Rose has that part covered.
“I just developed by being an Elvis fan,” he said. “I have all the concerts, all the music, all the movies, and all the bootleg stuff. I’ve watched it all so many times.
“I never really practiced anything like stage movements or mannerisms. I just picked it up by watching. The only thing I’ve had any training on or practiced was my voice. Everything else is just embedded in my head. When I’m on stage doing Elvis, I see Elvis. It’s always in there, I guess because I’ve seen it all so many times. I can’t get enough of that. I still watch Elvis movies, still watch his concerts.”
Sharing in that passion for the music is Rose’s band of players who include Hal Hays (drums), Pam Hays (keyboards and vocals), John Morrison (bass and vocals), John Scott (guitar and vocals); and newest member Jay Boyer (keyboards and vocals).

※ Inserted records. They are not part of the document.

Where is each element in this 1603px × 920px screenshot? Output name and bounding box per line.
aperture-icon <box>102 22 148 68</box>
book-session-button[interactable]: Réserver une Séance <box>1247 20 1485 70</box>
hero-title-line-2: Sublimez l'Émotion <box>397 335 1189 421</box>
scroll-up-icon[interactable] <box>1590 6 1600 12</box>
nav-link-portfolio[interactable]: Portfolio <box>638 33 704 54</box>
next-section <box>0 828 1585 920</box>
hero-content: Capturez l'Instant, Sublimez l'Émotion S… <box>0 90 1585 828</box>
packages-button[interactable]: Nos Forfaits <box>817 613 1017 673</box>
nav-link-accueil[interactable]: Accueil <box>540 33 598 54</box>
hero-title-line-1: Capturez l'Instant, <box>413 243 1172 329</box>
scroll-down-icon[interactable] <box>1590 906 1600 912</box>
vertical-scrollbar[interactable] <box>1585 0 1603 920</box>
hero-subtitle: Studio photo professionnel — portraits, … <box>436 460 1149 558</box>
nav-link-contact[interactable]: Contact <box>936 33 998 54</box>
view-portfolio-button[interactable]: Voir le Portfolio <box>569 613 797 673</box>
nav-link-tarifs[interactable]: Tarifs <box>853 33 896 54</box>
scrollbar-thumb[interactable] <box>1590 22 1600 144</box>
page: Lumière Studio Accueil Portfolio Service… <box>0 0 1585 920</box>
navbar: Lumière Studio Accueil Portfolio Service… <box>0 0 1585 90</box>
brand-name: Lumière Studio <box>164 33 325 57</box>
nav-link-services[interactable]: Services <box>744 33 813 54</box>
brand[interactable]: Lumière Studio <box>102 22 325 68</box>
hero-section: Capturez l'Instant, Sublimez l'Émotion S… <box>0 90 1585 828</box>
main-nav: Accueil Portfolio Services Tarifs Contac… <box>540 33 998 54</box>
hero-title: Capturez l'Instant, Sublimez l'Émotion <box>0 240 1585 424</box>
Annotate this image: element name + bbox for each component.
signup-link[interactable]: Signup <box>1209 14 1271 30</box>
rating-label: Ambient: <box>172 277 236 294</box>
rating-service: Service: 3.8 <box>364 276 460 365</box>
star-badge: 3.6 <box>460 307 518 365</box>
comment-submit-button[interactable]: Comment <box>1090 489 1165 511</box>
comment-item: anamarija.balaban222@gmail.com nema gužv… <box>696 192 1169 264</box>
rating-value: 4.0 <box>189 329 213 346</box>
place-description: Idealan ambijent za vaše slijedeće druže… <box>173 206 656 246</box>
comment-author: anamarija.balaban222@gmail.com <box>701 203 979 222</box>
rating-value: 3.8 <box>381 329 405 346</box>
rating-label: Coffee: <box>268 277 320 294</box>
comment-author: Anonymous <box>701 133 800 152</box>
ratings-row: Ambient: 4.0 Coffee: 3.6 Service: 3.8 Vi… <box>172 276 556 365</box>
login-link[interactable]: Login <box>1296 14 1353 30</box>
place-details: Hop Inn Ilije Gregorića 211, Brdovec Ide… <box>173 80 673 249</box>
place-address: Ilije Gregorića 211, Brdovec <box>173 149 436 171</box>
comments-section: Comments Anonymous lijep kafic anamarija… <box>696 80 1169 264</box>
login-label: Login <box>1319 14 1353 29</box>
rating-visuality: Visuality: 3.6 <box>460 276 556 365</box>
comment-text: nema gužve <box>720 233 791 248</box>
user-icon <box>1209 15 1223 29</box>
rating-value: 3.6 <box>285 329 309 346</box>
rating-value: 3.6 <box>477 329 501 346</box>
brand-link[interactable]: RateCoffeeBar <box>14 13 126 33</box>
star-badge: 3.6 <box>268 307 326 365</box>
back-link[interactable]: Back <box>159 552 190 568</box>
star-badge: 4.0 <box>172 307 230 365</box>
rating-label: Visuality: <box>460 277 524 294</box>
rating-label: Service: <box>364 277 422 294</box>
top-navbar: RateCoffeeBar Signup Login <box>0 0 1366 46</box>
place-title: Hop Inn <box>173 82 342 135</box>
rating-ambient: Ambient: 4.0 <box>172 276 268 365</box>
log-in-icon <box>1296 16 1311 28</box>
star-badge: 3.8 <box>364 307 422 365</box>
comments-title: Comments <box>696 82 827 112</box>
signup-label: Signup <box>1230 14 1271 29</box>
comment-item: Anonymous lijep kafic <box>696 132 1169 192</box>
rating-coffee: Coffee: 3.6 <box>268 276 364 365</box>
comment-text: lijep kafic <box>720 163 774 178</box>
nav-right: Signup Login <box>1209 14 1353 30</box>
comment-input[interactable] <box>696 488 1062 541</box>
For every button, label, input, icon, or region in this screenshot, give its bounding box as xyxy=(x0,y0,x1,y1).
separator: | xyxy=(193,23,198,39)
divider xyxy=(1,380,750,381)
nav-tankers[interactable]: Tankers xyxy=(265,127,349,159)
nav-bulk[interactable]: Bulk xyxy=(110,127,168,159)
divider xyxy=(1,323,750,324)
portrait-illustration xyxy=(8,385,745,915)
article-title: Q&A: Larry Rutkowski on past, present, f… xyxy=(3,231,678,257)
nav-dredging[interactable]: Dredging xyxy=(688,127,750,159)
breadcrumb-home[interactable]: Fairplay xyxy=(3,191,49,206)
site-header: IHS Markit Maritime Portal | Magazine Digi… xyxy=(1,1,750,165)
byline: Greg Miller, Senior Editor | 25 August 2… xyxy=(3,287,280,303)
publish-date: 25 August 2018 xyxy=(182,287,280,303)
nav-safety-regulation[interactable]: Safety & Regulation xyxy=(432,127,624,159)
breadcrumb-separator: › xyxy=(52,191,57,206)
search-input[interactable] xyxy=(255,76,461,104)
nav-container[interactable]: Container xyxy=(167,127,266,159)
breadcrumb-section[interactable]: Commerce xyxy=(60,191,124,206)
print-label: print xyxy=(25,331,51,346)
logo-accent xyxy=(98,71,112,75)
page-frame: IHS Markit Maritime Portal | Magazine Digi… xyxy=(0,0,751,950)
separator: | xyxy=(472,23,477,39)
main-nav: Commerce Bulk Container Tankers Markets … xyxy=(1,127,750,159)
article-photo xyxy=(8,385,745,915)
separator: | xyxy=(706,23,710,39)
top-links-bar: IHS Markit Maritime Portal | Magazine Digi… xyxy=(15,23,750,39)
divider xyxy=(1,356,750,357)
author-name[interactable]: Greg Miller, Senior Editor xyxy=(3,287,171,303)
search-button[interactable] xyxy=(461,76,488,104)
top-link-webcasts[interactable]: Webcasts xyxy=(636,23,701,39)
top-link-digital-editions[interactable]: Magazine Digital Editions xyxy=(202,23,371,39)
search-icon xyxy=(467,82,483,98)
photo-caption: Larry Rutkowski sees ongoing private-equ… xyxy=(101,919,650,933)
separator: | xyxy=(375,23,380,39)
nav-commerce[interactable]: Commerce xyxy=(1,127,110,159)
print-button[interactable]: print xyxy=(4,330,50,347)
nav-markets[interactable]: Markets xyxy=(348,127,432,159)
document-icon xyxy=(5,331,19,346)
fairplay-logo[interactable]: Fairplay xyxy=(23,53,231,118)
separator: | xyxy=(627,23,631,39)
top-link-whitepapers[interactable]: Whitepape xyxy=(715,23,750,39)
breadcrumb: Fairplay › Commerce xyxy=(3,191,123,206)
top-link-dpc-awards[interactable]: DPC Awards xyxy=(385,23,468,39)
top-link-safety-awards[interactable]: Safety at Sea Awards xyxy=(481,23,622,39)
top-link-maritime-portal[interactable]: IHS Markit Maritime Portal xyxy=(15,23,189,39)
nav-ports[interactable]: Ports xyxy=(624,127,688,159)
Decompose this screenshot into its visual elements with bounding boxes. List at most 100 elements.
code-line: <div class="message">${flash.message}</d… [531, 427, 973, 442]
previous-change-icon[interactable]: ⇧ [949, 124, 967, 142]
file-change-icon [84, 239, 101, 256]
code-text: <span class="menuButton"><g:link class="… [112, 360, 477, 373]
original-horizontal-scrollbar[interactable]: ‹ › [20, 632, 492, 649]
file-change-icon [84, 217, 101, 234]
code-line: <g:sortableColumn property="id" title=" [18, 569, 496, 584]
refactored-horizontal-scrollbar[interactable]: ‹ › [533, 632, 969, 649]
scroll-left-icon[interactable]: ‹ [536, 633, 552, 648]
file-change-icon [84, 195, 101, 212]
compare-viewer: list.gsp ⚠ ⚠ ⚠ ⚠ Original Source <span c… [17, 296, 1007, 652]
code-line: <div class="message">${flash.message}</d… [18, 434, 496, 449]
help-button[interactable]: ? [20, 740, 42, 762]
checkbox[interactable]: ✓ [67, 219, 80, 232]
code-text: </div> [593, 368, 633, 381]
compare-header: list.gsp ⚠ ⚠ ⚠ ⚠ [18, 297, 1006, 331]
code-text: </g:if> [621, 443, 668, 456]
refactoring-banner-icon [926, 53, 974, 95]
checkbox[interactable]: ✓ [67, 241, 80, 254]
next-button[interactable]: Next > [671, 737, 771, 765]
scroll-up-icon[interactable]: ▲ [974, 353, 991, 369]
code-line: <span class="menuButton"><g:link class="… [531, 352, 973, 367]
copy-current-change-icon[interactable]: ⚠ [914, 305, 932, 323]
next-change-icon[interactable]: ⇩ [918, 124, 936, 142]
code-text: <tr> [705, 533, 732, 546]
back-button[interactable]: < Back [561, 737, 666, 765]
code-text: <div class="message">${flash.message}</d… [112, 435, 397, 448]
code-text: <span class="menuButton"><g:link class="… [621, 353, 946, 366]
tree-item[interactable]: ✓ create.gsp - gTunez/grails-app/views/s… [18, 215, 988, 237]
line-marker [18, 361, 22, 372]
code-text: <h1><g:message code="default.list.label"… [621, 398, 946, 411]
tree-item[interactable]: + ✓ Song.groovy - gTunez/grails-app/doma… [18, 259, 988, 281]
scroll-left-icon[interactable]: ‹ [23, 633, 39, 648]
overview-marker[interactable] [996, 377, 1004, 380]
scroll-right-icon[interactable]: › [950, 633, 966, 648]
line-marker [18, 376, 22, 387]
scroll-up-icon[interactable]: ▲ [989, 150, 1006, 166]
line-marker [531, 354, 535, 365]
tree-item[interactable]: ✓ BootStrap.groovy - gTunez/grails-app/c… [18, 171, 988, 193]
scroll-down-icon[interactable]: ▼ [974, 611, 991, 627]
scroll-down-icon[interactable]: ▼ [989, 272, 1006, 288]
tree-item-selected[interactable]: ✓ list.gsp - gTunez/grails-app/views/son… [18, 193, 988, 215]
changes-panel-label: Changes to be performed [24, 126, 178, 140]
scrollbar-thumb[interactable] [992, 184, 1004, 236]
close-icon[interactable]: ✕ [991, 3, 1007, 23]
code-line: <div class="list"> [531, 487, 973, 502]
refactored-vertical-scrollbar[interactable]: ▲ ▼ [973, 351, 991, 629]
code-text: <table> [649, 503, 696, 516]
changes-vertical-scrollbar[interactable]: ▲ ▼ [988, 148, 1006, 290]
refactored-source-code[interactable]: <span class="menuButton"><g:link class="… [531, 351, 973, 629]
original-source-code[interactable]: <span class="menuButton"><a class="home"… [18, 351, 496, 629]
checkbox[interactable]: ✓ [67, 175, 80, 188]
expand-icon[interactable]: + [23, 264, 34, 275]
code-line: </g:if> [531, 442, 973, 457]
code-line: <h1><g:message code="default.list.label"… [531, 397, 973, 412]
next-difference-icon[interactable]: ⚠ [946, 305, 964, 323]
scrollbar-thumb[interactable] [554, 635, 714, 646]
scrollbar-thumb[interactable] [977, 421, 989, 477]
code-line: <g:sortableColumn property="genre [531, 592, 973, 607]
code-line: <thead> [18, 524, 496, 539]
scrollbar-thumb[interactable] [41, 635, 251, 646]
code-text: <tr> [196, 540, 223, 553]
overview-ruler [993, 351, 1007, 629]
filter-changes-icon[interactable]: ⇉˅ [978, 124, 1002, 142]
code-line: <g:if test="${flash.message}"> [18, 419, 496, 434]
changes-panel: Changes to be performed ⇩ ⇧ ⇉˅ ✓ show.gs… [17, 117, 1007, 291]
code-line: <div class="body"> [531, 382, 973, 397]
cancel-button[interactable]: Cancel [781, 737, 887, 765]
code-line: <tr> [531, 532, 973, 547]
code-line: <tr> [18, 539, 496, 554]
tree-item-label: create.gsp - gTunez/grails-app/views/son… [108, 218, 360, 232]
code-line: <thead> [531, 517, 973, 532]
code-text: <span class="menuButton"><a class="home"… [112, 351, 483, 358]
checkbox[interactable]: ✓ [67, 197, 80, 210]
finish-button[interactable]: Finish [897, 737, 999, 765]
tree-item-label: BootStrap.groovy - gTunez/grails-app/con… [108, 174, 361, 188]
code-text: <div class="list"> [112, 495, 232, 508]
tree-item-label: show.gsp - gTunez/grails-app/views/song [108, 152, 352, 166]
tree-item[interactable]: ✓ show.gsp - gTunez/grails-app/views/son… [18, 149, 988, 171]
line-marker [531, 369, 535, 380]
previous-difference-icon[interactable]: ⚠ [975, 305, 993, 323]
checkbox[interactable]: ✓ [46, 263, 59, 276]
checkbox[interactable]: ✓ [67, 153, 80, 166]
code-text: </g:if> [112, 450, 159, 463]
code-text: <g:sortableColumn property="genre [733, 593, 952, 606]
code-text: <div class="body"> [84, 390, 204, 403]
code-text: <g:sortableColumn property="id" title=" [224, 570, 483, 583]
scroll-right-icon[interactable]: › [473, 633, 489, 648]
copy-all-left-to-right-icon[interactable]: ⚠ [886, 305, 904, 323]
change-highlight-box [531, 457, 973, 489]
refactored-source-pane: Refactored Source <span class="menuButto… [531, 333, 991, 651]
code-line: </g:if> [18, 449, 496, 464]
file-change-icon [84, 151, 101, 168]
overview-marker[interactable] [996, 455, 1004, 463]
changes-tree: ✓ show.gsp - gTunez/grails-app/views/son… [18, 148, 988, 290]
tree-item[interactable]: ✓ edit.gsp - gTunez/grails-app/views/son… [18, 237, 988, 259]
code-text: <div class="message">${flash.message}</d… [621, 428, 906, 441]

“We have added about five new songs we’ve never done before in Laughlin and a couple of those I have never done before, period,” Rose said. “We also have a brand new gospel CD that has been a highly requested item over the years, and we will have two brand new gospel songs in the show this time.
“We previewed the sale of the gospel CD last time we were there, but we only had a few and they sold out quick, so hopefully this will be a nice treat for our fans.”
The show touches on various elements of Presley’s career and the different styles of music he experimented with.
“We will touch on Elvis’ movie career in the beginning of the show — 33 movies and the 10 years Elvis dedicated his career to making them,” Rose added. “There’s some very memorable music in there and we hope to highlight some of the best and most fun songs from that era.
“Then we will move to the jumpsuit era, an area that has always been my specialty. I love the jumpsuit era and the vast amount of different kinds of material that Elvis was able to perform,” he said. “As an entertainer and vocalist, I think Elvis really arrived in this era, performing some of his most memorable material live in front of his legions of fans across the country.
“As I get older and more seasoned, I worry less about how much I can gyrate and I find myself bringing more substance to the material… I still discover new songs that say so much on a continual basis.
“It will be a fast-paced, fun show and as always, when necessary, we will go with the flow for our loyal following here at the Riverside,” he said. “I always look so forward to performing in Don’s Celebrity Theatre. They have special people there, we’ve made long-time friends and maintained relationships from our many years of performing there. We look forward to seeing our loyal fans and making new fans along the way.”
The whole show still revolves around the power of Rose’s voice.
“That is my biggest asset. I am just me — I love Elvis Presley and the many blessings he has brought to my life, and that is what I am most thankful for. So I will keep giving everything I have on that stage to portray Elvis in a way that I can feel proud of when I walk off stage at the end of a show. And hopefully, people will see the connection I have with this character I portray, and understand the passion I have for performing this music.”